Other opponents claim that outdoor dining has brought rats to areas that previously didn't have them, but experts in rat behavior and extermination debunked that earlier this year.
But if Speaker Adams opposes outdoor dining plazas reclaiming public space from cars, she has some support from the mayor, who took a sledgehammer to help tear down one of the few restaurant sheds that had fallen into disuse. The next day, the dining area was once again a parking space, Streetsblog reported — with even one driver saying she preferred outdoor dining to a parking space. That said, the Mayor Adams has often dined al fresco, in the roadway, and the sledgehammer photo op was specifically to highlight the administration's opposition to defunct or unused outdoor sheds.
Reaction to the Speaker's comments was swift.
"Streeteries were only initially intended to be temporary and that’s why the city is now going through the legislative process to develop a more standardized and sustainable permanent outdoor dining program, which includes upgraded roadway seating, because thousands of restaurants rely on it, countless New Yorkers and visitors love dining alfresco, not to mention support from many City Council members we see dining outdoors supporting their local restaurants," said Andrew Rigie, executive director of the NYC Hospitality Alliance, which represents thousands of restaurants.
A spokesman for TA, which also supports outdoor dining, focused on how little inconvenience it was for how much gain it provided.

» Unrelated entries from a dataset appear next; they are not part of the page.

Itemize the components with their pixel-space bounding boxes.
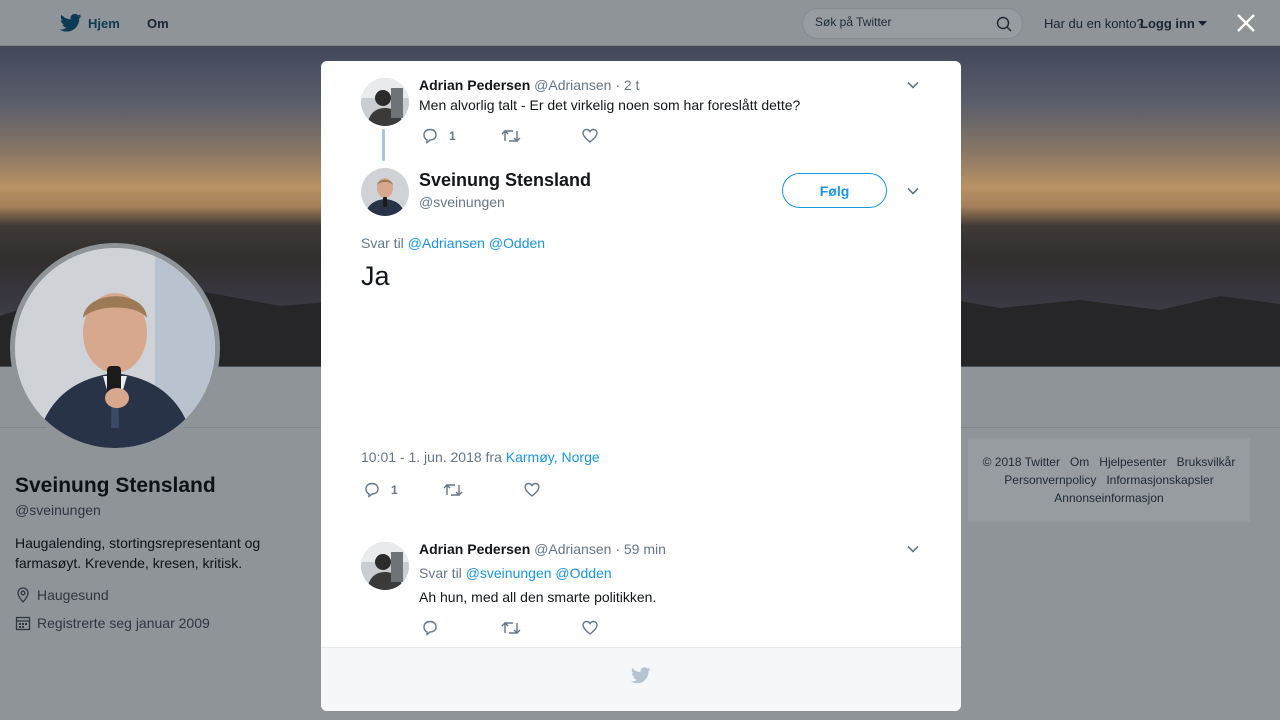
reply-mentions[interactable]: @sveinungen @Odden: [466, 565, 612, 581]
profile-joined: Registrerte seg januar 2009: [15, 615, 210, 631]
nav-home-label: Hjem: [88, 15, 120, 31]
reply-icon: [423, 620, 437, 636]
modal-footer: [321, 647, 961, 711]
site-footer: © 2018 Twitter Om Hjelpesenter Bruksvilkår …: [968, 438, 1250, 522]
footer-link-help[interactable]: Hjelpesenter: [1099, 455, 1166, 469]
profile-photo: [15, 248, 215, 448]
top-nav-bar: Hjem Om Har du en konto? Logg inn: [0, 0, 1280, 46]
location-pin-icon: [17, 587, 29, 603]
tweet-header: Adrian Pedersen @Adriansen · 2 t: [419, 77, 639, 93]
reply-context: Svar til @Adriansen @Odden: [361, 235, 545, 251]
reply-button[interactable]: 1: [363, 481, 443, 499]
chevron-down-icon[interactable]: [906, 78, 920, 92]
reply-icon: [365, 482, 379, 498]
tweet-location-link[interactable]: Karmøy, Norge: [506, 449, 600, 465]
retweet-icon: [443, 484, 463, 496]
avatar[interactable]: [361, 168, 409, 216]
avatar[interactable]: [361, 78, 409, 126]
reply-count: 1: [449, 129, 456, 143]
avatar-photo: [361, 542, 409, 590]
tweet-text: Men alvorlig talt - Er det virkelig noen…: [419, 97, 801, 113]
like-button[interactable]: [581, 127, 599, 145]
reply-button[interactable]: 1: [421, 127, 501, 145]
author-name[interactable]: Adrian Pedersen: [419, 541, 530, 557]
reply-mentions[interactable]: @Adriansen @Odden: [408, 235, 545, 251]
tweet-timestamp: 10:01 - 1. jun. 2018 fra: [361, 449, 502, 465]
reply-count: 1: [391, 483, 398, 497]
tweet-time[interactable]: · 59 min: [615, 541, 666, 557]
reply-context: Svar til @sveinungen @Odden: [419, 565, 612, 581]
chevron-down-icon: [1197, 20, 1207, 26]
heart-icon: [582, 128, 598, 143]
tweet-actions: 1: [363, 480, 541, 500]
login-label: Logg inn: [1140, 16, 1195, 31]
retweet-icon: [501, 622, 521, 634]
heart-icon: [582, 620, 598, 635]
retweet-button[interactable]: [501, 619, 581, 637]
footer-link-privacy[interactable]: Personvernpolicy: [1004, 473, 1096, 487]
reply-to-label: Svar til: [419, 565, 462, 581]
tweet-metadata: 10:01 - 1. jun. 2018 fra Karmøy, Norge: [361, 449, 600, 465]
footer-link-cookies[interactable]: Informasjonskapsler: [1106, 473, 1213, 487]
tweet-header: Adrian Pedersen @Adriansen · 59 min: [419, 541, 666, 557]
location-text: Haugesund: [37, 587, 109, 603]
author-handle[interactable]: @Adriansen: [534, 541, 611, 557]
avatar[interactable]: [361, 542, 409, 590]
retweet-button[interactable]: [501, 127, 581, 145]
footer-link-terms[interactable]: Bruksvilkår: [1177, 455, 1236, 469]
twitter-bird-icon: [631, 667, 651, 684]
tweet-actions: [421, 618, 599, 638]
heart-icon: [524, 482, 540, 497]
footer-link-about[interactable]: Om: [1070, 455, 1089, 469]
avatar-photo: [361, 78, 409, 126]
profile-location: Haugesund: [15, 587, 109, 603]
avatar-photo: [361, 168, 409, 216]
login-button[interactable]: Logg inn: [1140, 16, 1207, 31]
search-input[interactable]: [815, 15, 985, 29]
search-icon[interactable]: [996, 16, 1012, 32]
footer-copyright: © 2018 Twitter: [982, 455, 1060, 469]
like-button[interactable]: [523, 481, 541, 499]
author-handle[interactable]: @sveinungen: [419, 194, 505, 210]
author-name[interactable]: Adrian Pedersen: [419, 77, 530, 93]
retweet-button[interactable]: [443, 481, 523, 499]
like-button[interactable]: [581, 619, 599, 637]
tweet-time[interactable]: · 2 t: [615, 77, 639, 93]
chevron-down-icon[interactable]: [906, 542, 920, 556]
calendar-icon: [15, 616, 31, 631]
twitter-bird-icon: [60, 13, 82, 32]
reply-icon: [423, 128, 437, 144]
close-icon[interactable]: [1235, 12, 1257, 34]
chevron-down-icon[interactable]: [906, 184, 920, 198]
profile-bio: Haugalending, stortingsrepresentant og f…: [15, 535, 261, 571]
tweet-actions: 1: [421, 126, 599, 146]
tweet-text: Ah hun, med all den smarte politikken.: [419, 589, 657, 605]
joined-text: Registrerte seg januar 2009: [37, 615, 210, 631]
tweet-text: Ja: [361, 261, 390, 291]
tweet-modal: Adrian Pedersen @Adriansen · 2 t Men alv…: [321, 61, 961, 711]
thread-connector: [382, 129, 385, 161]
search-box[interactable]: [802, 8, 1023, 39]
profile-handle[interactable]: @sveinungen: [15, 502, 101, 518]
reply-button[interactable]: [421, 619, 501, 637]
account-question: Har du en konto?: [1044, 16, 1144, 31]
reply-to-label: Svar til: [361, 235, 404, 251]
profile-avatar[interactable]: [10, 243, 220, 453]
retweet-icon: [501, 130, 521, 142]
author-handle[interactable]: @Adriansen: [534, 77, 611, 93]
author-name[interactable]: Sveinung Stensland: [419, 170, 591, 191]
nav-about-link[interactable]: Om: [147, 16, 169, 31]
nav-home-link[interactable]: Hjem: [60, 13, 120, 33]
follow-button[interactable]: Følg: [782, 173, 887, 208]
profile-name[interactable]: Sveinung Stensland: [15, 474, 216, 498]
footer-link-ads[interactable]: Annonseinformasjon: [1054, 491, 1163, 505]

"At its peak, the Open Restaurants program transformed 0.29 percent of New York City's parking spaces and saved 100,000 jobs," said Cory Epstein. "We have proof that New York City's recovery can be powered by putting streets to better use than just moving and storing private vehicles. We urge the City Council to follow the data, keep New Yorkers working, and strengthen the program for the future."
Alfresco New York City, which is a spinoff of the Regional Plan Association, Tri-State Transportation Campaign and the Design Trust for Public Space, also criticized Adams's comment.
"Open restaurants demonstrated that New York can use street space usually reserved for private vehicles ... to better serve businesses and communities," the group said in a tweet. "The City Council ... must move forward — not backward — and continue to use public street space for the greatest public benefit."
And Jackson Chabot of the policy shop at Open Plans (a sister organization to Streetsblog) called Speaker Adams's comment "incorrect and regressive."
"Outdoor dining is popular, as evidenced by people using it," he said. "It has also been a lifesaver for restaurants during the pandemic. We need to continue to reimagine the curb ... not go back to the pre-pandemic status quo."
After initial publication of this story, City Hall spokesman Charles Lutvak said the mayor stands by his prior support of outdoor dining — in the roadway.
“Mayor Adams supports a full, equitable, permanent Open Restaurants program that all New Yorkers can be proud of," Lutvak said. "That means resuscitating local restaurants all across the city post-pandemic with seating on the sidewalk and in the roadway, protecting the 100,000 jobs this program saved during the pandemic, and reimagining street space to better serve all New Yorkers, while putting critical health and sanitation guardrails in place under the Department of Transportation.”
Speaker Adams's office did not immediately respond to a request for comment. After initial publication of this story, the speaker’s office responded … to amNY, which ran a comment:
“The Speaker indicated that she was giving her own perspective at this morning’s breakfast,” said Mandela Jones in a statement. “As the leader of a legislative body that represents all of New York City, incorporating the perspectives of her members and New Yorkers in crafting policy is at the heart of the job.”